False, but not disgorgeably false.
April 7, 2019Beckton Dickson & Co., a manufacturer of safety syringes, lost its antitrust claims against a competitor but prevailed on its Lanham Act claims, and sought the remedy of disgorgement. A panel majority concluded that:
[T]he district court did not abuse its discretion in determining that where [Defendant Retractable Technologies, Inc.] had not sufficiently demonstrated that its business suffered due to BD’s false advertising and where BD had already taken significant steps to correct the false statements, disgorgement was not equitable. That another court could have evaluated the facts differently does not justify reversal, especially as “an award of profits with no proof of harm is an uncommon remedy in a false advertising suit.”

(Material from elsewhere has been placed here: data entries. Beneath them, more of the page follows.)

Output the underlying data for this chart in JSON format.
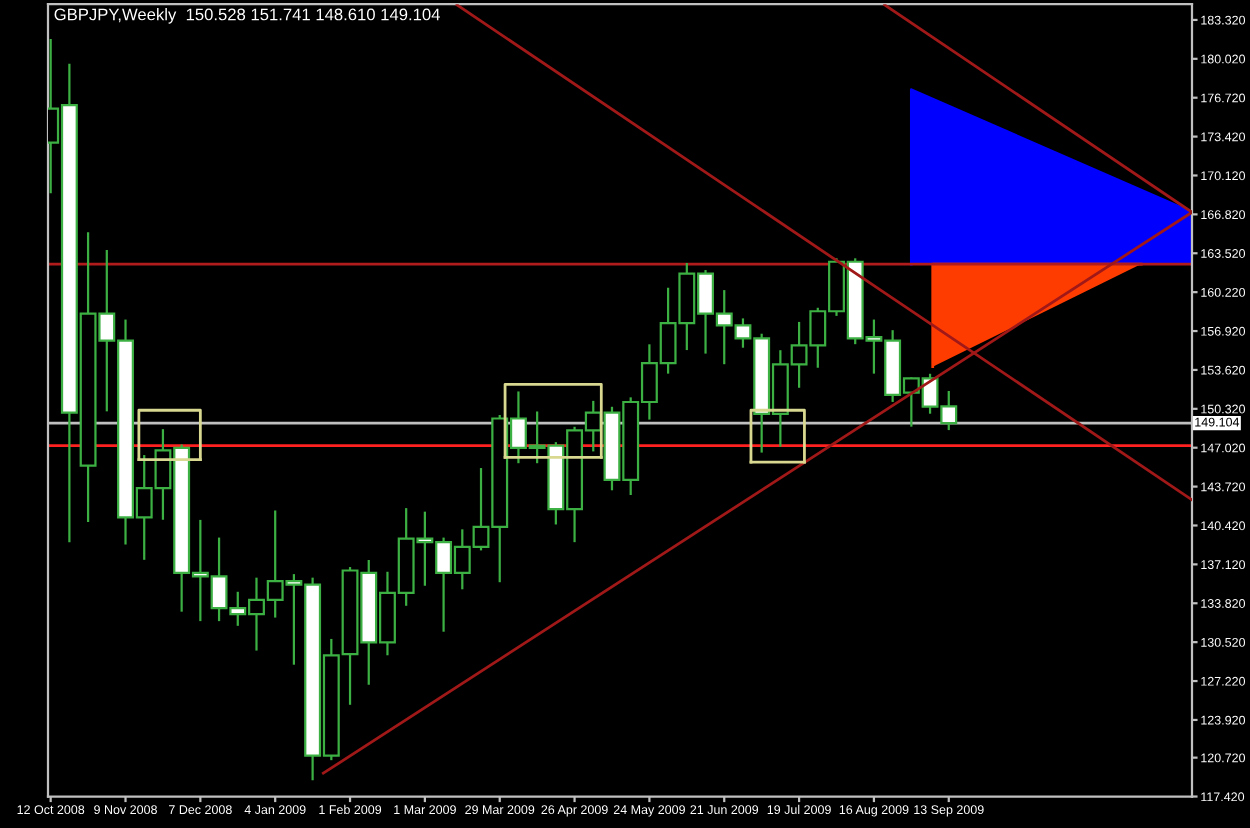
{
  "chart_data": {
    "type": "candlestick",
    "title": "GBPJPY,Weekly  150.528 151.741 148.610 149.104",
    "color": "#3cb043",
    "x": [
      "2008-10-12",
      "2008-10-19",
      "2008-10-26",
      "2008-11-02",
      "2008-11-09",
      "2008-11-16",
      "2008-11-23",
      "2008-11-30",
      "2008-12-07",
      "2008-12-14",
      "2008-12-21",
      "2008-12-28",
      "2009-01-04",
      "2009-01-11",
      "2009-01-18",
      "2009-01-25",
      "2009-02-01",
      "2009-02-08",
      "2009-02-15",
      "2009-02-22",
      "2009-03-01",
      "2009-03-08",
      "2009-03-15",
      "2009-03-22",
      "2009-03-29",
      "2009-04-05",
      "2009-04-12",
      "2009-04-19",
      "2009-04-26",
      "2009-05-03",
      "2009-05-10",
      "2009-05-17",
      "2009-05-24",
      "2009-05-31",
      "2009-06-07",
      "2009-06-14",
      "2009-06-21",
      "2009-06-28",
      "2009-07-05",
      "2009-07-12",
      "2009-07-19",
      "2009-07-26",
      "2009-08-02",
      "2009-08-09",
      "2009-08-16",
      "2009-08-23",
      "2009-08-30",
      "2009-09-06",
      "2009-09-13"
    ],
    "ohlc": [
      [
        172.9,
        181.6,
        168.7,
        175.8
      ],
      [
        176.1,
        179.5,
        139.1,
        150.0
      ],
      [
        145.5,
        165.2,
        140.8,
        158.4
      ],
      [
        158.4,
        163.7,
        150.2,
        156.1
      ],
      [
        156.1,
        157.8,
        138.9,
        141.1
      ],
      [
        141.1,
        146.3,
        137.6,
        143.6
      ],
      [
        143.6,
        148.5,
        141.0,
        146.8
      ],
      [
        147.0,
        147.2,
        133.2,
        136.4
      ],
      [
        136.4,
        140.8,
        132.4,
        136.1
      ],
      [
        136.1,
        139.3,
        132.4,
        133.4
      ],
      [
        133.4,
        134.7,
        132.0,
        132.9
      ],
      [
        132.9,
        135.9,
        129.9,
        134.1
      ],
      [
        134.1,
        141.6,
        132.7,
        135.7
      ],
      [
        135.7,
        136.2,
        128.7,
        135.4
      ],
      [
        135.4,
        135.9,
        118.9,
        120.9
      ],
      [
        120.9,
        130.7,
        120.6,
        129.4
      ],
      [
        129.5,
        136.8,
        125.3,
        136.6
      ],
      [
        136.4,
        137.4,
        127.0,
        130.5
      ],
      [
        130.5,
        136.4,
        129.5,
        134.7
      ],
      [
        134.7,
        141.8,
        133.7,
        139.3
      ],
      [
        139.3,
        141.5,
        135.4,
        139.0
      ],
      [
        139.0,
        139.3,
        131.5,
        136.4
      ],
      [
        136.4,
        140.0,
        135.1,
        138.6
      ],
      [
        138.6,
        145.2,
        138.4,
        140.3
      ],
      [
        140.3,
        149.7,
        135.7,
        149.5
      ],
      [
        149.5,
        151.7,
        145.8,
        147.0
      ],
      [
        147.0,
        150.0,
        145.8,
        147.2
      ],
      [
        147.2,
        147.4,
        140.6,
        141.8
      ],
      [
        141.8,
        148.7,
        139.1,
        148.5
      ],
      [
        148.5,
        150.9,
        146.8,
        150.0
      ],
      [
        150.0,
        150.4,
        143.5,
        144.3
      ],
      [
        144.3,
        151.2,
        143.1,
        150.9
      ],
      [
        150.9,
        155.7,
        149.5,
        154.2
      ],
      [
        154.2,
        160.5,
        153.4,
        157.6
      ],
      [
        157.6,
        162.6,
        155.4,
        161.8
      ],
      [
        161.8,
        162.0,
        155.1,
        158.4
      ],
      [
        158.4,
        160.3,
        154.2,
        157.4
      ],
      [
        157.4,
        157.9,
        155.6,
        156.3
      ],
      [
        156.3,
        156.6,
        146.7,
        149.9
      ],
      [
        149.9,
        155.2,
        147.2,
        154.1
      ],
      [
        154.1,
        157.6,
        152.2,
        155.7
      ],
      [
        155.7,
        158.8,
        153.9,
        158.6
      ],
      [
        158.6,
        163.0,
        158.3,
        162.8
      ],
      [
        162.8,
        163.0,
        155.9,
        156.3
      ],
      [
        156.4,
        157.8,
        153.4,
        156.1
      ],
      [
        156.1,
        156.9,
        151.0,
        151.5
      ],
      [
        151.7,
        152.9,
        148.9,
        152.9
      ],
      [
        152.9,
        153.2,
        150.0,
        150.5
      ],
      [
        150.528,
        151.741,
        148.61,
        149.104
      ]
    ],
    "series": [
      {
        "type": "area",
        "color": "#0000ff",
        "x": [
          "2009-08-30",
          "2009-08-30",
          "2009-12-13",
          "2009-12-13"
        ],
        "values": [
          162.6,
          177.4,
          167.0,
          162.6
        ]
      },
      {
        "type": "area",
        "color": "#ff3c00",
        "x": [
          "2009-09-07",
          "2009-09-07",
          "2009-11-24"
        ],
        "values": [
          153.9,
          162.6,
          162.6
        ]
      },
      {
        "type": "line",
        "color": "#a01818",
        "x": [
          "2009-01-22",
          "2009-12-13"
        ],
        "values": [
          119.4,
          167.0
        ]
      },
      {
        "type": "line",
        "color": "#a01818",
        "x": [
          "2009-03-13",
          "2009-12-13"
        ],
        "values": [
          184.6,
          142.6
        ]
      },
      {
        "type": "line",
        "color": "#a01818",
        "x": [
          "2009-08-20",
          "2009-12-13"
        ],
        "values": [
          184.6,
          167.0
        ]
      },
      {
        "type": "line",
        "color": "#d8d890",
        "x": [
          "2008-11-14",
          "2008-11-14",
          "2008-12-07",
          "2008-12-07"
        ],
        "values": [
          146.0,
          150.2,
          150.2,
          146.0
        ]
      },
      {
        "type": "line",
        "color": "#d8d890",
        "x": [
          "2008-11-14",
          "2008-12-07"
        ],
        "values": [
          146.0,
          146.0
        ]
      },
      {
        "type": "line",
        "color": "#d8d890",
        "x": [
          "2009-03-31",
          "2009-03-31",
          "2009-05-06",
          "2009-05-06"
        ],
        "values": [
          146.2,
          152.4,
          152.4,
          146.2
        ]
      },
      {
        "type": "line",
        "color": "#d8d890",
        "x": [
          "2009-03-31",
          "2009-05-06"
        ],
        "values": [
          146.2,
          146.2
        ]
      },
      {
        "type": "line",
        "color": "#d8d890",
        "x": [
          "2009-07-01",
          "2009-07-01",
          "2009-07-21",
          "2009-07-21"
        ],
        "values": [
          145.8,
          150.2,
          150.2,
          145.8
        ]
      },
      {
        "type": "line",
        "color": "#d8d890",
        "x": [
          "2009-07-01",
          "2009-07-21"
        ],
        "values": [
          145.8,
          145.8
        ]
      }
    ],
    "ref_lines": [
      {
        "axis": "y",
        "value": 162.6,
        "color": "#b01c1c"
      },
      {
        "axis": "y",
        "value": 147.2,
        "color": "#ff2020"
      },
      {
        "axis": "y",
        "value": 149.104,
        "label": "149.104",
        "color": "#c0c0c0"
      }
    ],
    "xlim": [
      "2008-10-11",
      "2009-12-13"
    ],
    "xticks": [
      {
        "value": "2008-10-12",
        "label": "12 Oct 2008"
      },
      {
        "value": "2008-11-09",
        "label": "9 Nov 2008"
      },
      {
        "value": "2008-12-07",
        "label": "7 Dec 2008"
      },
      {
        "value": "2009-01-04",
        "label": "4 Jan 2009"
      },
      {
        "value": "2009-02-01",
        "label": "1 Feb 2009"
      },
      {
        "value": "2009-03-01",
        "label": "1 Mar 2009"
      },
      {
        "value": "2009-03-29",
        "label": "29 Mar 2009"
      },
      {
        "value": "2009-04-26",
        "label": "26 Apr 2009"
      },
      {
        "value": "2009-05-24",
        "label": "24 May 2009"
      },
      {
        "value": "2009-06-21",
        "label": "21 Jun 2009"
      },
      {
        "value": "2009-07-19",
        "label": "19 Jul 2009"
      },
      {
        "value": "2009-08-16",
        "label": "16 Aug 2009"
      },
      {
        "value": "2009-09-13",
        "label": "13 Sep 2009"
      }
    ],
    "ylim": [
      117.42,
      184.66
    ],
    "yticks": [
      {
        "value": 117.42,
        "label": "117.420"
      },
      {
        "value": 120.72,
        "label": "120.720"
      },
      {
        "value": 123.92,
        "label": "123.920"
      },
      {
        "value": 127.22,
        "label": "127.220"
      },
      {
        "value": 130.52,
        "label": "130.520"
      },
      {
        "value": 133.82,
        "label": "133.820"
      },
      {
        "value": 137.12,
        "label": "137.120"
      },
      {
        "value": 140.42,
        "label": "140.420"
      },
      {
        "value": 143.72,
        "label": "143.720"
      },
      {
        "value": 147.02,
        "label": "147.020"
      },
      {
        "value": 150.32,
        "label": "150.320"
      },
      {
        "value": 153.62,
        "label": "153.620"
      },
      {
        "value": 156.92,
        "label": "156.920"
      },
      {
        "value": 160.22,
        "label": "160.220"
      },
      {
        "value": 163.52,
        "label": "163.520"
      },
      {
        "value": 166.82,
        "label": "166.820"
      },
      {
        "value": 170.12,
        "label": "170.120"
      },
      {
        "value": 173.42,
        "label": "173.420"
      },
      {
        "value": 176.72,
        "label": "176.720"
      },
      {
        "value": 180.02,
        "label": "180.020"
      },
      {
        "value": 183.32,
        "label": "183.320"
      }
    ],
    "grid": false
  }
}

The majority’s reasoning is best summarized by the final paragraph of its opinion, which observes:
The district court’s denial of disgorgement of profits from RTI’s competitor was made against the larger backdrop of its prosecution of a meritless antitrust claim against BD for conduct in the marketplace—during a time in which RTI nearly doubled its own sales and increased its share of the retractable syringe sub-market to two-thirds. RTI elected not to test its proof of Lanham Act damages before the jury, but rather to later argue, as now, that equity mandates disgorgement. Its effort to carry the flag of “public interest” and guide the profits of its competitor to its own coffers here must fail. That effort must be taken outside—to the marketplace. There the public interest is best vindicated.
A dissent thought that the district court had exceeded its mandate after a previous appeal. Retractable Technologies, Inc. v. Beckton Dickinson Inc., No. 17-40960 (March 26, 2019). Professor Rebecca Tushnet recently discussed the case on her 43(B) blog.